About 3,000 Kentuckians who served in the military during the Iraq and Afghanistan wars have come home to no job.
A bipartisan bill that was in the spotlight last week would provide $1 billion to help put many of the nation's 720,000 unemployed veterans to work.
That number includes 225,000 post-9/11 vets, many of whom served multiple tours of duty.
The Veterans Job Corps Act of 2012 would provide grants to train and employ vets as first-responders and in conservation, historic preservation and resource management — a Civilian Conservation Corps for a new generation.
Kentucky's congressional delegation should support this legislation and not just because it's the honorable thing to do. Kentucky and the rest of Appalachia offer more than a million acres where veterans could restart their civilian lives by restoring ancient forests and clean water.
A nonprofit based at the University of Kentucky has proposed a shovel-ready program that could employ 2,000 people. An offshoot of research by scientists at UK and other universities, Green Forests Work could create short-term jobs and a long-term economic base in forest resources and tourism for coalfield communities from Pennsylvania to Tennessee.
Already the coal industry, government regulators and volunteers have helped scientists demonstrate large-scale success in growing native trees on the biologically bereft grasslands left by mining.
This labor-intensive undertaking begins with de-compacting the concrete-like soil. It would utilize equipment and skills idled by coal industry layoffs and the declining demand for coal. The Appalachian Regional Commission has given the project a vote of confidence by funding some field staff. Backers of the reforestation project had hoped for funding in 2009 through energy legislation that fizzled.
Jobs for vets is another chance, if Republicans let it move. Kentucky's Sen. Rand Paul held it up to demand that Pakistan release a prisoner who helped the U.S. find Osama bin Laden. Other Republicans had more practical objections, including that the jobs would be temporary and the bill did not go through committee.
An unemployed vet would be happy to have a two- or three-year job that could be a springboard to a career.
We hope that by the time you read this, the Senate will have approved the program, setting the stage for House action if not before the upcoming recess, after the election.

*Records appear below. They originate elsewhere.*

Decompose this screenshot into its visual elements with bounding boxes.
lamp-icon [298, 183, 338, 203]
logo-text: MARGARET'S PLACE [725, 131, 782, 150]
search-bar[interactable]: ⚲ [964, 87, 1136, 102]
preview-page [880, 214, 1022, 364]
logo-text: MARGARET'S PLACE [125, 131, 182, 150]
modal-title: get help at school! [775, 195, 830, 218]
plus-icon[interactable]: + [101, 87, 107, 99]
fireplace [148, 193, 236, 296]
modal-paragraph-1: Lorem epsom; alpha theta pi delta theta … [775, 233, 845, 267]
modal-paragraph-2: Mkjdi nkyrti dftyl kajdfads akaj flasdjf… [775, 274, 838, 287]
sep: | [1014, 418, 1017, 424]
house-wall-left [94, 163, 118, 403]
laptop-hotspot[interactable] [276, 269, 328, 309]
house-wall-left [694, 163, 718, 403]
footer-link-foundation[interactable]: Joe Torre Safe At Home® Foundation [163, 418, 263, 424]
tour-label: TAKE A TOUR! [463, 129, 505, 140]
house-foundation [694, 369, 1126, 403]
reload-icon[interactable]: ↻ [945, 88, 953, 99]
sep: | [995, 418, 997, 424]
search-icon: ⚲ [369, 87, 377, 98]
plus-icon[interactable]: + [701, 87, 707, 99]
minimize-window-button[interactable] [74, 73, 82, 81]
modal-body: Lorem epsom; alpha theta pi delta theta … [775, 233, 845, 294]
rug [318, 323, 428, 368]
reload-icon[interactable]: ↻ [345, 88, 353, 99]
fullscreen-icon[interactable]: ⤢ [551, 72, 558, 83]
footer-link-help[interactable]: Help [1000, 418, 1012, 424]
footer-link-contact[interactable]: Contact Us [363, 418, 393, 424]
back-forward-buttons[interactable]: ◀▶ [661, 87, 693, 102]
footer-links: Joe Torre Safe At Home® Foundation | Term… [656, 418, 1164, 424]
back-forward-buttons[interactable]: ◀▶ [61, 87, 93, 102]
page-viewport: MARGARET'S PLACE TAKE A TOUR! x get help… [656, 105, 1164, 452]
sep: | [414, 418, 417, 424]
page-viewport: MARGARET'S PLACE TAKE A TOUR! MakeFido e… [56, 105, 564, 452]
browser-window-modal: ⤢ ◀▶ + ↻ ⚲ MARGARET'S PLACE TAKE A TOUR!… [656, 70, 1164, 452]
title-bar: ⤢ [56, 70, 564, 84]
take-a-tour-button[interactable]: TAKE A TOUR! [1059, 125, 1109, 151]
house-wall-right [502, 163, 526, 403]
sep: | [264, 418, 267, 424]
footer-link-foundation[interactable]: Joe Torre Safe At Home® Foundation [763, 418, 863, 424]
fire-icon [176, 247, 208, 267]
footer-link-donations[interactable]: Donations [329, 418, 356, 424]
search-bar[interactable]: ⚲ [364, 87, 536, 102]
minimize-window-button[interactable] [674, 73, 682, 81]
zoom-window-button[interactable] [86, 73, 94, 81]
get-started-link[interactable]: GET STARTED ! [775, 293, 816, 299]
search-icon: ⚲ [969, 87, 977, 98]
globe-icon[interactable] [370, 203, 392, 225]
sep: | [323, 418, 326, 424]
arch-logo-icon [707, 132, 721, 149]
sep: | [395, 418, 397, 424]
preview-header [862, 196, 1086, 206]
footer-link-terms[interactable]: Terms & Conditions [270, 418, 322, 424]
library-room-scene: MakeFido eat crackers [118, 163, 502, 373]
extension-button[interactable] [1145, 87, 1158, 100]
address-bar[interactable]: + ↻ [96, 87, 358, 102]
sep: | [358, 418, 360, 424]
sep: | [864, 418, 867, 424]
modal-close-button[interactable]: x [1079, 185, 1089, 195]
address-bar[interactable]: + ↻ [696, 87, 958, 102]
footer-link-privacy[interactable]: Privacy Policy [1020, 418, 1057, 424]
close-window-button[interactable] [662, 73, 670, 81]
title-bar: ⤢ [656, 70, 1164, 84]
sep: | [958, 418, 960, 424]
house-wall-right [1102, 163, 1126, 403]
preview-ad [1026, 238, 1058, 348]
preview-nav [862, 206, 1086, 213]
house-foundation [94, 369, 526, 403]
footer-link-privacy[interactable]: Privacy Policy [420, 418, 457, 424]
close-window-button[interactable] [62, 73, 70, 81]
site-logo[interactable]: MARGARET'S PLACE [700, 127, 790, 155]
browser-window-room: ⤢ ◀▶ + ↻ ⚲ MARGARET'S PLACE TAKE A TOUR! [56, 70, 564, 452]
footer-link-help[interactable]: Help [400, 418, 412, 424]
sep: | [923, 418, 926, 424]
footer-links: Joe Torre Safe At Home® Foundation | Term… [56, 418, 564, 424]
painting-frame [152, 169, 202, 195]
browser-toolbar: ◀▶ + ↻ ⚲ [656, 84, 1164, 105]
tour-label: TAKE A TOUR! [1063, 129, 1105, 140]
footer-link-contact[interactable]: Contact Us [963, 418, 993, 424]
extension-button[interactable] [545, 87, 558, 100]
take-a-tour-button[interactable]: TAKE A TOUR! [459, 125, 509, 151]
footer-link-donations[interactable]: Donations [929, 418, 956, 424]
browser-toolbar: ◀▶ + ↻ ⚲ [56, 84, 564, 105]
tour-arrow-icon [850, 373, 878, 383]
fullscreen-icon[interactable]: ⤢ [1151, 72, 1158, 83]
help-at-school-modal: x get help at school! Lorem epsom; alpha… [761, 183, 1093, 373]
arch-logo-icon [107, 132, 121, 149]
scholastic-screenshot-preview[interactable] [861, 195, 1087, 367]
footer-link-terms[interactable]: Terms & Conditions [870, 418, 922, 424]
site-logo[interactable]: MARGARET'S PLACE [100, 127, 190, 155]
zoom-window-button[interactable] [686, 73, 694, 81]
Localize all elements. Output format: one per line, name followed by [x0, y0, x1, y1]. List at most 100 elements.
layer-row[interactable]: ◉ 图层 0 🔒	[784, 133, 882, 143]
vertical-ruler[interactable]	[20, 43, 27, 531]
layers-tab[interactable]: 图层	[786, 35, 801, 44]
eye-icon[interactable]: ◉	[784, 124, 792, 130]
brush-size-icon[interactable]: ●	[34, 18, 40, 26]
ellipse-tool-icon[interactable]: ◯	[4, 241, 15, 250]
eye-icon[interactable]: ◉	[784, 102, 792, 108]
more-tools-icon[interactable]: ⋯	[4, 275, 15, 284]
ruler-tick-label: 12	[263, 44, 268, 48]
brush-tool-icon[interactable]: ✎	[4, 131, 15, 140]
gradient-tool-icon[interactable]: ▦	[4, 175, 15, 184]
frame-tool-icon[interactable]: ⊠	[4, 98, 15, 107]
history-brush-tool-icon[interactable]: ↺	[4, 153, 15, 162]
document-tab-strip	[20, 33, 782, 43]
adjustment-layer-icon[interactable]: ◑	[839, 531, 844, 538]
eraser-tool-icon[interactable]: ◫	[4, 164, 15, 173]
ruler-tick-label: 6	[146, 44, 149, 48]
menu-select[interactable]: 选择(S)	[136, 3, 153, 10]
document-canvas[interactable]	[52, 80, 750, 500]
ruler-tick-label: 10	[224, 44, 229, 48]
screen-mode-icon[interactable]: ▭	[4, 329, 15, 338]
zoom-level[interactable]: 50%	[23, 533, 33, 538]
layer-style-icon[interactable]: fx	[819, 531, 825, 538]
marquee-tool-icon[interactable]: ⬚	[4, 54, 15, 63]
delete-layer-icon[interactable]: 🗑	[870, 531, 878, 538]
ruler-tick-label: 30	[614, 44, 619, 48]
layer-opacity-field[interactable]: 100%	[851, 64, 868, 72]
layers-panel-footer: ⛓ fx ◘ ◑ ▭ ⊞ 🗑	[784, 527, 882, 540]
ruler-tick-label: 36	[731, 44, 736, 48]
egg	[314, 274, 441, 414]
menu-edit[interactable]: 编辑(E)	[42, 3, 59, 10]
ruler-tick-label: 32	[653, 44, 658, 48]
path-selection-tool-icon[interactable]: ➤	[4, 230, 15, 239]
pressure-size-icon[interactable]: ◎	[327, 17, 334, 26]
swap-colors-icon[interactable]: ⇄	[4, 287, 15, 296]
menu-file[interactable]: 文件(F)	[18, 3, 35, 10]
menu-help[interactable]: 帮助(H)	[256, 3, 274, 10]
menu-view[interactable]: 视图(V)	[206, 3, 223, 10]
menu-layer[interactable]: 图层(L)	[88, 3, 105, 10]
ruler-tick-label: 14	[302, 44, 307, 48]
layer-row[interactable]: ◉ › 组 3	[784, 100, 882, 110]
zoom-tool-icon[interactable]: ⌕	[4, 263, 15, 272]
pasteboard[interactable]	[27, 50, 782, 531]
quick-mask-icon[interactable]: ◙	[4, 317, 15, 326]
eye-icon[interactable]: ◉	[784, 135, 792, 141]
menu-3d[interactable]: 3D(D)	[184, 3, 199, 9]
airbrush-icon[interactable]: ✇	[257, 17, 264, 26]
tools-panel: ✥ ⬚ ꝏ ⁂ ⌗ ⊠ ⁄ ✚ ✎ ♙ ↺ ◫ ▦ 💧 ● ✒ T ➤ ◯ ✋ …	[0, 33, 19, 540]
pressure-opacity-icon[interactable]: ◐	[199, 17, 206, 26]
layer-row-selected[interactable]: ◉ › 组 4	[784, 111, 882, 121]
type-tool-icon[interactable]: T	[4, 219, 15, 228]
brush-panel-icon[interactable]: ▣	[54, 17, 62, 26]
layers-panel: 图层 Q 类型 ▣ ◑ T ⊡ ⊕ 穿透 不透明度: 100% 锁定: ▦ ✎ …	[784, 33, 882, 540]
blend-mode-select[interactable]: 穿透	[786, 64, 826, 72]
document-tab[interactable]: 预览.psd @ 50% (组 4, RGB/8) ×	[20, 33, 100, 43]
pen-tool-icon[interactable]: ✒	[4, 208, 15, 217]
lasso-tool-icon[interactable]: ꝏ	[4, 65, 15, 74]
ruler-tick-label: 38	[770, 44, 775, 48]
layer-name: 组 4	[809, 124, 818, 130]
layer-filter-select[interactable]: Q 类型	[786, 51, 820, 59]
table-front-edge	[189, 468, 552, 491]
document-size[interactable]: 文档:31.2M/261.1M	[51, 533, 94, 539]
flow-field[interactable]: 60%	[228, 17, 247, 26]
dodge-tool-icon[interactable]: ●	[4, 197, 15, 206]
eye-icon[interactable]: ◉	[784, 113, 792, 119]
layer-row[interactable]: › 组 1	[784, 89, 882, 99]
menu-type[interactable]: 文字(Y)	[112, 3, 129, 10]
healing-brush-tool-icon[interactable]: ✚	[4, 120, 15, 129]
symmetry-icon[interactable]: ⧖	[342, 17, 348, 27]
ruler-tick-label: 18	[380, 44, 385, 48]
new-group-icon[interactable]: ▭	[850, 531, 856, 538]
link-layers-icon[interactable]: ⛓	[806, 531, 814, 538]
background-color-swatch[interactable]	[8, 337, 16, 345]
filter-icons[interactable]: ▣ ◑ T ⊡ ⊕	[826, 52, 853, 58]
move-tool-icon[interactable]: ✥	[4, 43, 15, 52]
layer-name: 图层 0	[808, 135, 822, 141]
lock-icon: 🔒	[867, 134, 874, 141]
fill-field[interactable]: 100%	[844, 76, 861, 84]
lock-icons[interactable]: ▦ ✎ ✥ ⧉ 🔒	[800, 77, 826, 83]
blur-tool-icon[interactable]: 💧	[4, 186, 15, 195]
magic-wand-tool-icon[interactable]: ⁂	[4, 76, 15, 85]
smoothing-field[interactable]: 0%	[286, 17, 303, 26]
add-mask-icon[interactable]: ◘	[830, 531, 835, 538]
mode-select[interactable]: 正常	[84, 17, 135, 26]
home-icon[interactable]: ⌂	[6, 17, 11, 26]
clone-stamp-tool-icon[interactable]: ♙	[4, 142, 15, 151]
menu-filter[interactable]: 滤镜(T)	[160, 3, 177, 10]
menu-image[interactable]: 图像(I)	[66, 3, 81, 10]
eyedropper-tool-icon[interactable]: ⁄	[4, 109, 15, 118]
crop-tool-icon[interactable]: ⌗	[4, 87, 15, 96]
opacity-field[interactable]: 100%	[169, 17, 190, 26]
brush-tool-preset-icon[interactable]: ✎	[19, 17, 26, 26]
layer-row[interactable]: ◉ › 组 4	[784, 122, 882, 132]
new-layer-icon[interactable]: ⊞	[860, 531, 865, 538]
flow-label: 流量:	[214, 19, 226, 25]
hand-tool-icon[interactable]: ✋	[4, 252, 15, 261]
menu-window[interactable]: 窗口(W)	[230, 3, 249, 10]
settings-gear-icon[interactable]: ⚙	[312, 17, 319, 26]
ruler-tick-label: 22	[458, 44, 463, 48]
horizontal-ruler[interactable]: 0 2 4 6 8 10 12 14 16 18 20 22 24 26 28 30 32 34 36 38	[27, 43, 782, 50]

The unemployment rate last year for male non-veterans in the 18 to 24 age group was 17.6 percent, which is bad. For young men in this age group who put their lives on the line by volunteering for duty, unemployment was 29.1 percent, which is shameful.
The unemployment rate for post-9/11 vets of all ages and both genders has declined from 12 percent last year to just under 11 percent. That's still worse than the rate for non-vets. It's also no way for a grateful nation to treat its military veterans.
The Veterans Job Corps won't worsen the deficit. The bill pays for itself by pressuring deadbeats to cough up more than $500 million in back taxes or lose their passports and by reducing payments to some Medicare providers and suppliers.
Paul, R-Bowling Green, was delaying action on the jobs bill by holding out for a cutoff of aid to Pakistan. After attacks on U.S. embassies, he broadened his amendment to cut off aid to Libya and Egypt.
There's nothing wrong with Paul pushing for the release of Dr. Shakil Afridi, who helped find bin Laden. But the senator would probably be more effective using his influence in quieter, diplomatic channels.
Also, Paul's eagerness for the U.S. to surrender its economic leverage over governments in strategic hot spots would leave nothing but military force and persuasion to protect our interests in a dangerous world.
Instead of obstructing, Kentucky's Republicans, especially Rep. Hal Rogers, who represents the Appalachian coalfield, should be making sure that reforesting Appalachia is part of the jobs plan.